(first of a series)
A Federal court in Virginia ruled on January 29th that Smithfield Packing could proceed with a civil lawsuit filed under the Racketeer Influenced and Corrupt Organizations Act (RICO) against the United Food and Commercial Workers, Jobs With Justice, and others. At issue is a corporate campaign spearheaded by the union to support its organizing drive at Smithfield’s Tar Heel North Carolina pork processing plant. The action if successful could push the US labor movement into a legal black hole in which it could vanish.
The suit is one of two recently filed by corporations that threaten to turn the US labor rights clock back to the 19th century by dusting off the use of conspiracy laws to stop union activities. The suit attacks basic rights of free speech, free association, and criminalizes the legislative process by undermining the right to petition government.
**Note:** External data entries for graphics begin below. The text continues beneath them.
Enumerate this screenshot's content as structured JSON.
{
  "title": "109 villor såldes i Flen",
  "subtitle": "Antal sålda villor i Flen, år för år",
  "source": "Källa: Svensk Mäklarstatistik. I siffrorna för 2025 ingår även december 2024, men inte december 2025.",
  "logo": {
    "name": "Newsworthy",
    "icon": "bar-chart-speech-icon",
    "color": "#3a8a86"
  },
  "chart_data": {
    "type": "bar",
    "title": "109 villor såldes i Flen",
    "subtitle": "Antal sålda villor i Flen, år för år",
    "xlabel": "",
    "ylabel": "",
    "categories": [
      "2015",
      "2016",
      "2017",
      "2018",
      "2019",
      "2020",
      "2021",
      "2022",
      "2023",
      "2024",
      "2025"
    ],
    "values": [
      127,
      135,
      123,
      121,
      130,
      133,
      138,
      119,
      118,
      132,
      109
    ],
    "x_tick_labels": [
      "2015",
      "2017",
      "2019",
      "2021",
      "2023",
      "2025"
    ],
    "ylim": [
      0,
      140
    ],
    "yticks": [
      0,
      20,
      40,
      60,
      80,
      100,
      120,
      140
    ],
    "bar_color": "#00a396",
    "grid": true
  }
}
It affects not just unions but activists and advocacy organizations engaged in corporate campaigns no matter what the cause.
In what appears to be a new corporate legal offensive against organized labor, in November, the Wackenhut Corporation, a US subsidiary of the British based Group 4 Sericour, filed another RICO suit, this one against SEIU for activities surrounding the union’s attempt to organize workers employed as security guards by the company. In this and subsequent posts we will mainly focus on the Smithfield Packing suit since the brief has been made public and is posted on-line.